Para ele, o erro (“e a esperteza de quem converte isso em dinheiro”) em todo esse debate é assumir que esta seja uma questão científica. “Nem todas as questões no mundo são científicas. Ponto”.
Outro exemplo dado por Dias é o argumento dos zumbis de David Chalmers, que parece científico mas é inteiramente filosófico. “Até que ponto o ser humano não é simplesmente um zumbi que adquiriu uma capacidade de perceber a si mesmo, de modo que possamos dizer que a consciência é a capacidade de perceber a si mesmo? Esta não é uma questão científica, no sentido de ser resolvível a partir da aplicação dos princípios que definem a ciência. É uma questão filosófica sobre como se define a é consciência”.

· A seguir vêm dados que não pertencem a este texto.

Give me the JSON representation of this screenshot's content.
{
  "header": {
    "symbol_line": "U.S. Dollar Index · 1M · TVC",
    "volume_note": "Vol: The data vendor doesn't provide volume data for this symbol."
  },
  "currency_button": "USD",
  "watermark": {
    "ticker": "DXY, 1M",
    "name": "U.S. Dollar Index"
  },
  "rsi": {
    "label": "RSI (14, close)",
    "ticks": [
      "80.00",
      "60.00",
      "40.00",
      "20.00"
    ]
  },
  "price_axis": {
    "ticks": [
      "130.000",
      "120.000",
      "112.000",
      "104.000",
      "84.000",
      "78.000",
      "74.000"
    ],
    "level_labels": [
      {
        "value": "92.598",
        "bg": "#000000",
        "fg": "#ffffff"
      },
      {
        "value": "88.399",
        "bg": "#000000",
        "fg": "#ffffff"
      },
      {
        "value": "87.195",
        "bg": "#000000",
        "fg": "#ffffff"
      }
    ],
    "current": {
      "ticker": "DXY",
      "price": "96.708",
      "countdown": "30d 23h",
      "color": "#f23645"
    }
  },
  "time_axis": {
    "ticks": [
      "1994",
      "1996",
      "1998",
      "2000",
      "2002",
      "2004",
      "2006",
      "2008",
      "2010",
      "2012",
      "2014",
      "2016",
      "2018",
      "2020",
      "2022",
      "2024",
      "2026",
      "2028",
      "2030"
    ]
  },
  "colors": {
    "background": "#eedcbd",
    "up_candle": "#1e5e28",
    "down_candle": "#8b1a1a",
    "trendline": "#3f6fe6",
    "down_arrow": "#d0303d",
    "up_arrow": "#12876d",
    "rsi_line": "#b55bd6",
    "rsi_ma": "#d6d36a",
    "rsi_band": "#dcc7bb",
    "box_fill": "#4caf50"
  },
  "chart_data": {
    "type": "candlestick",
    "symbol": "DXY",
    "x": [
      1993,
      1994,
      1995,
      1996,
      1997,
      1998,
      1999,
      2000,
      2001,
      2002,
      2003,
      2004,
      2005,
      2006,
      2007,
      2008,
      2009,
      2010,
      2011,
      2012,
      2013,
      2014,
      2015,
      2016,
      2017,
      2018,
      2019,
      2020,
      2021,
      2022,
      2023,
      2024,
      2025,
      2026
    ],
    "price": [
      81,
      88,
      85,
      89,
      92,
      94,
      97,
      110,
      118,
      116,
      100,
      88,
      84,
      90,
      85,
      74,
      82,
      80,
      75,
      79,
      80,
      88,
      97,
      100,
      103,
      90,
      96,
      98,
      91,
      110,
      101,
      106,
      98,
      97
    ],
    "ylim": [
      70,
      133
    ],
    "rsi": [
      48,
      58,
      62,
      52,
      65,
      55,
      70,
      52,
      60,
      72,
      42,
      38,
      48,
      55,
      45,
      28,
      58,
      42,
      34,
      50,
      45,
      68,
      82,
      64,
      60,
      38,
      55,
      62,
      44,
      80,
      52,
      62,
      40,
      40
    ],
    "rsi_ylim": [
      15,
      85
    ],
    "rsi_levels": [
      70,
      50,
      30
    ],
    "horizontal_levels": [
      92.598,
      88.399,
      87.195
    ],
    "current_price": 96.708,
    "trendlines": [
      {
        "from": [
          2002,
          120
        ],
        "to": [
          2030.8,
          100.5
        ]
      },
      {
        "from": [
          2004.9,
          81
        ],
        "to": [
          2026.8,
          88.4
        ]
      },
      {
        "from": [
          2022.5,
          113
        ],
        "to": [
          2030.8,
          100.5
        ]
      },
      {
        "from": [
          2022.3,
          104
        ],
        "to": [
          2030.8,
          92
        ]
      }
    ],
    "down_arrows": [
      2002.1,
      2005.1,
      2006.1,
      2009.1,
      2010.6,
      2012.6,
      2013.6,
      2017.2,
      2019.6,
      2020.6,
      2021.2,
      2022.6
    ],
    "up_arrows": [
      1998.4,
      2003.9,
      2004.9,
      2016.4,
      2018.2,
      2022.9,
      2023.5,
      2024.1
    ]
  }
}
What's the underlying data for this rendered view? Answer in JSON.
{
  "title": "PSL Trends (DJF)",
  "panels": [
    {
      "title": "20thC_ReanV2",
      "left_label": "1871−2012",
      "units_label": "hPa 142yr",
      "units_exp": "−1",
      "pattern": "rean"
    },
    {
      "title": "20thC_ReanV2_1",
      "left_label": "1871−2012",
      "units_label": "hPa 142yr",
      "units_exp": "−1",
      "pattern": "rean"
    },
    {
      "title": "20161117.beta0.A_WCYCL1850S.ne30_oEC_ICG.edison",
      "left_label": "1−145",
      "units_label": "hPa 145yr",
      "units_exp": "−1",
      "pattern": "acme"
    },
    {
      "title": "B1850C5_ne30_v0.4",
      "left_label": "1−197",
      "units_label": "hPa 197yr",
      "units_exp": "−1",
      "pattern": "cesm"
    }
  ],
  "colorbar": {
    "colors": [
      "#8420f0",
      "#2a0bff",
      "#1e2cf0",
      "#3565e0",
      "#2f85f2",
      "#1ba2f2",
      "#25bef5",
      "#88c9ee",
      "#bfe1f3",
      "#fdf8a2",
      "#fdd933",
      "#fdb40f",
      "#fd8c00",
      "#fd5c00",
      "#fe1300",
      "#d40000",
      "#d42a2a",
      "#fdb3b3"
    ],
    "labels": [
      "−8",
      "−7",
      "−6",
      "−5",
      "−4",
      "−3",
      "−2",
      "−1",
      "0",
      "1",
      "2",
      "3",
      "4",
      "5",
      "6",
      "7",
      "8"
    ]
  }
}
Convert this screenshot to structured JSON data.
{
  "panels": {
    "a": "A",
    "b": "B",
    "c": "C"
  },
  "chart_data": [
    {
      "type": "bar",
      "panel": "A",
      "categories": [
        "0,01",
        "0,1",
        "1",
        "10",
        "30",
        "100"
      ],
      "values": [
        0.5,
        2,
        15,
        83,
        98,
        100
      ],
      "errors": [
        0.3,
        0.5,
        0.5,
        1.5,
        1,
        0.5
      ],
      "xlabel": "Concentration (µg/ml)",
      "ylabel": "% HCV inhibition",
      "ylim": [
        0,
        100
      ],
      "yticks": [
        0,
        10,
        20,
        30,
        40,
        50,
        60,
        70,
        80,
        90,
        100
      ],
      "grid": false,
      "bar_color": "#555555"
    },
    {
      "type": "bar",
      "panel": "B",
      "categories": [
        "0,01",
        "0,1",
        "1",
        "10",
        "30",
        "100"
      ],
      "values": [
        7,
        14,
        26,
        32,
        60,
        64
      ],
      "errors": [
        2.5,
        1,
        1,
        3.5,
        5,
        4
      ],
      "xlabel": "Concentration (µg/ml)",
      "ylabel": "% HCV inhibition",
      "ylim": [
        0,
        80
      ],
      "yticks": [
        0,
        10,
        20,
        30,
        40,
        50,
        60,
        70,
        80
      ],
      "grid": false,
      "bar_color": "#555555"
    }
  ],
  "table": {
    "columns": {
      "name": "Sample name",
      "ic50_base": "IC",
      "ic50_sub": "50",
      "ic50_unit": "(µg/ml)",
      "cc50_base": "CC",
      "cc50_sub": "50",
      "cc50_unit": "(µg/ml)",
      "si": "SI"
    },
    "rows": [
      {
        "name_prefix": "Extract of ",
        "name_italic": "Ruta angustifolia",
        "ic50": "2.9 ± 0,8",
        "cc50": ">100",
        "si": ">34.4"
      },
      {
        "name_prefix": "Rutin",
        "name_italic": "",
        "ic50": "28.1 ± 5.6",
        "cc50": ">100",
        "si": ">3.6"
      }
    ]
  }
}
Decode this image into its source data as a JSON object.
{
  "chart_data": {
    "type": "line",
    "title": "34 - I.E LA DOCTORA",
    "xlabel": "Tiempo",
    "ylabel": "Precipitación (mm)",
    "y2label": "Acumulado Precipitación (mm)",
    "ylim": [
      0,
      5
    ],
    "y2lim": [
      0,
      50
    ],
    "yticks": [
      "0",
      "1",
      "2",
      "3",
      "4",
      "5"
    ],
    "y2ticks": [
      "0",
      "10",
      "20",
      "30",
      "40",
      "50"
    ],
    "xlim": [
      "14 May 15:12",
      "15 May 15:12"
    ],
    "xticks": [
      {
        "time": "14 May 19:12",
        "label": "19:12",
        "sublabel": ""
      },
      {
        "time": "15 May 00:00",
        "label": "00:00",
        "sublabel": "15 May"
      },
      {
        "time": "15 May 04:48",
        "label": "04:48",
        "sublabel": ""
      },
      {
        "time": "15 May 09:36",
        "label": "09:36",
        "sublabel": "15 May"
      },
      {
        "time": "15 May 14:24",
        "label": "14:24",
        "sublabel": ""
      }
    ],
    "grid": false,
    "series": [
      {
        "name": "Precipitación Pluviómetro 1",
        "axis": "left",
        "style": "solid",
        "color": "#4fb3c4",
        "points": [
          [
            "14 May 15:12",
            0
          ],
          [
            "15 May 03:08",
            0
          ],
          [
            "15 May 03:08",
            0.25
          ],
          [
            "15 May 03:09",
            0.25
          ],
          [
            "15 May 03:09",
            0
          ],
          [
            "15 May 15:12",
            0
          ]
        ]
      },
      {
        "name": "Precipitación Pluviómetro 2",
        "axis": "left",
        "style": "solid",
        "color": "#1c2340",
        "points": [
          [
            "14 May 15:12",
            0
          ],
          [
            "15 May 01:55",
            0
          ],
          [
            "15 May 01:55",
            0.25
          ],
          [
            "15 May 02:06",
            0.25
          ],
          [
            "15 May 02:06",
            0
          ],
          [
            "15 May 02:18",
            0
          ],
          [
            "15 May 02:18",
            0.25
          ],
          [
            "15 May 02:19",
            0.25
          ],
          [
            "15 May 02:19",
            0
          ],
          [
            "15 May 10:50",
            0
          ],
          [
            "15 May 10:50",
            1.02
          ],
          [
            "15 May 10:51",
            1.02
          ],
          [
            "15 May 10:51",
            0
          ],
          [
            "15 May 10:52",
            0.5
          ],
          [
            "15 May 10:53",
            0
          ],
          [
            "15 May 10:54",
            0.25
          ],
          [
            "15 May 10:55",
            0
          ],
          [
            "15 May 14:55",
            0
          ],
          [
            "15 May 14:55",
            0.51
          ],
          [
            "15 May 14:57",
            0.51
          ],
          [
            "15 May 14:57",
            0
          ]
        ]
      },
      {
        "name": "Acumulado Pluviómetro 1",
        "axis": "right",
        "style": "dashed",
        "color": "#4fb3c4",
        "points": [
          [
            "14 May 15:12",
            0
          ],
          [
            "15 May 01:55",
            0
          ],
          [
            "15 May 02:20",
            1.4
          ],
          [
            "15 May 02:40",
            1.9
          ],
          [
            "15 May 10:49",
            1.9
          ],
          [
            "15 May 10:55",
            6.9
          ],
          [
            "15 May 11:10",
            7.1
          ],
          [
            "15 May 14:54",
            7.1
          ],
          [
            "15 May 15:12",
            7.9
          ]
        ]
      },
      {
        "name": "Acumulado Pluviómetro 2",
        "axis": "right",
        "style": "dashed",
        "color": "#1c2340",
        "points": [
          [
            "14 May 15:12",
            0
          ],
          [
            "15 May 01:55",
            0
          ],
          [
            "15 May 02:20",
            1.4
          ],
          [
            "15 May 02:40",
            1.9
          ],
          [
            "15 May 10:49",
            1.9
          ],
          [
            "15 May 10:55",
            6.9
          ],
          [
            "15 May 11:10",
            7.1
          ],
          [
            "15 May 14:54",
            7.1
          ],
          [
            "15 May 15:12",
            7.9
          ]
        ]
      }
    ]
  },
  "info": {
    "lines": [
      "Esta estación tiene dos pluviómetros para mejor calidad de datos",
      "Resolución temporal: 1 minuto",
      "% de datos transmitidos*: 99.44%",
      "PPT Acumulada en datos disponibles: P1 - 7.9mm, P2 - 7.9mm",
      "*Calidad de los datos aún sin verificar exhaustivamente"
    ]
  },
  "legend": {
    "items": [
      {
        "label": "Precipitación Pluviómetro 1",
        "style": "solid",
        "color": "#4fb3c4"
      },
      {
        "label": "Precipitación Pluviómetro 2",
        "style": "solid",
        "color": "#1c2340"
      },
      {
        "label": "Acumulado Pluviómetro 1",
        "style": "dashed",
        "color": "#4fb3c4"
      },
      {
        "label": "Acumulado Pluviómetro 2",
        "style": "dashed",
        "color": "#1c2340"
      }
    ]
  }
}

Segundo o especialista, essa é uma constante na história do pensamento ocidental e oriental. “O principal problema filosófico da história é este: será que existimos a partir de uma realidade última ou será que existimos dentro de uma outra realidade que nos contém? A novidade é alguém tentando lucrar em cima”.
O que se conclui é que a hipótese de que vivemos em uma simulação, como no filme Matrix, é fascinante, mas continua sendo mais uma especulação filosófica do que uma teoria científica.